Both subjects were located at the University of Washington but at opposite sides of the campus. Using electrical stimuli the sender instructed the receiver to type on a computer keyboard. The receiver was instructed not to look at the keyboard or computer screen. He wore noise cancelling earphones. When stimulated by the sender’s message he involuntarily used his right index finger to strike the space bar. He said it felt like a nervous tic.
Technology used included an EEG (electroencephalograph) and transcranial magnetic stimulation. The coil in being placed over the left motor cortex would impact right-hand motor control.
Is there a practical application for this type of research. Possibly for those sufering from locked-in syndrome or other disabilities. It could also be used in remote emergencies where a skilled operator could interface with a person at the site of disaster to effect a rescue.
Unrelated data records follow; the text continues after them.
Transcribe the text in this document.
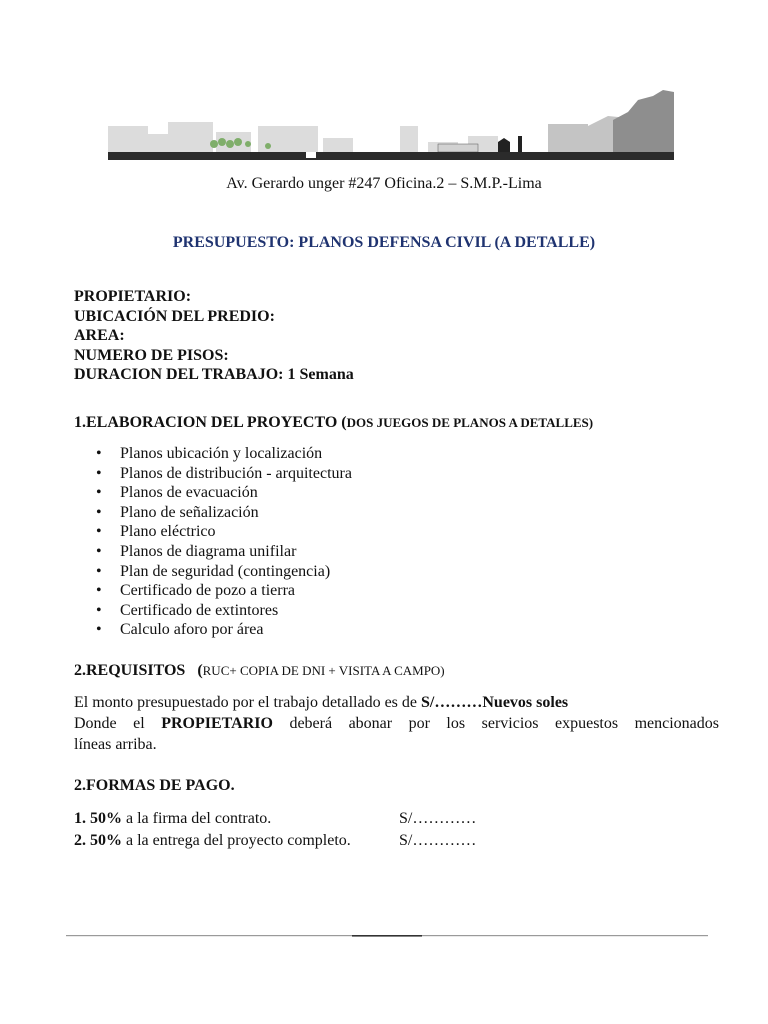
Av. Gerardo unger #247 Oficina.2 – S.M.P.-Lima
PRESUPUESTO: PLANOS DEFENSA CIVIL (A DETALLE)
PROPIETARIO:
UBICACIÓN DEL PREDIO:
AREA:
NUMERO DE PISOS:
DURACION DEL TRABAJO: 1 Semana
1.ELABORACION DEL PROYECTO (DOS JUEGOS DE PLANOS A DETALLES)
• Planos ubicación y localización
• Planos de distribución - arquitectura
• Planos de evacuación
• Plano de señalización
• Plano eléctrico
• Planos de diagrama unifilar
• Plan de seguridad (contingencia)
• Certificado de pozo a tierra
• Certificado de extintores
• Calculo aforo por área
2.REQUISITOS (RUC+ COPIA DE DNI + VISITA A CAMPO)
El monto presupuestado por el trabajo detallado es de S/………Nuevos soles
Donde el PROPIETARIO deberá abonar por los servicios expuestos mencionados
líneas arriba.
2.FORMAS DE PAGO.
1. 50% a la firma del contrato.	S/…………
2. 50% a la entrega del proyecto completo.	S/…………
Growing a Human Brain in a Petri Dish
We have been experimenting in growing and bioprinting body parts in laboratory settings for some time now. But human brains? Well it seems that researchers at the Institute of Molecular Biotechnology in Vienna, Austria, are growing human brains from stem cells. The result are four millimeter sized brains containing the same discrete structures we see in the development of the fetal brain.
Their work appears in this month’s Nature under the title, “Cerebral organoids model human brain development and microcephaly” which roughly translates to, we grew a three-dimensional mini-brain that was viable for up to 10 months. We used stem cells and watched them self organize around an artificial scaffolding to create the brain’s natural architecture. The rsult was a brain that contained cortex, retina and structures for producing cerebrospinal fluid.
They used the mini brains to study microcephaly, a genetic disorder that occurs in fetal development leading to reduced brain size and cognitive impairment. They intend to use these mini-brains for other brain disorder studies including schizophrenia and autism, cognitive disorders that researchers believe may have their origins in early brain development.
Researchers in Singapore Discover What Controls Neuron Generation
Neurons are very important cells. Without them we would have no brain and no nervous system. Up until now we had not yet isolated the chemistry in our bodies responsible for neurogenesis but researchers at the A*STAR’s Genome Institute of Singapore (GIS) discovered the genetic regulator responsible for new neurons. It is a form of non-coding RNA called RMST.
What is a non-coding RNA? It is an RNA that is not regulated in its function by a protein. Until the 1990s scientists were at a loss to explain much of the RNA floating around within the nucleus of cells. Often described as junk, just like the sections of our unexplained DNA, we are now beginning to unlock their mystery.
In the case of RMST, the researchers in Singapore discovered it acts directly as a regulator of neurogenesis effecting hundreds of genes. In understanding the regulatory function of RMST we may be able to find treatments for many neurodegenerative diseases. Pretty exciting stuff.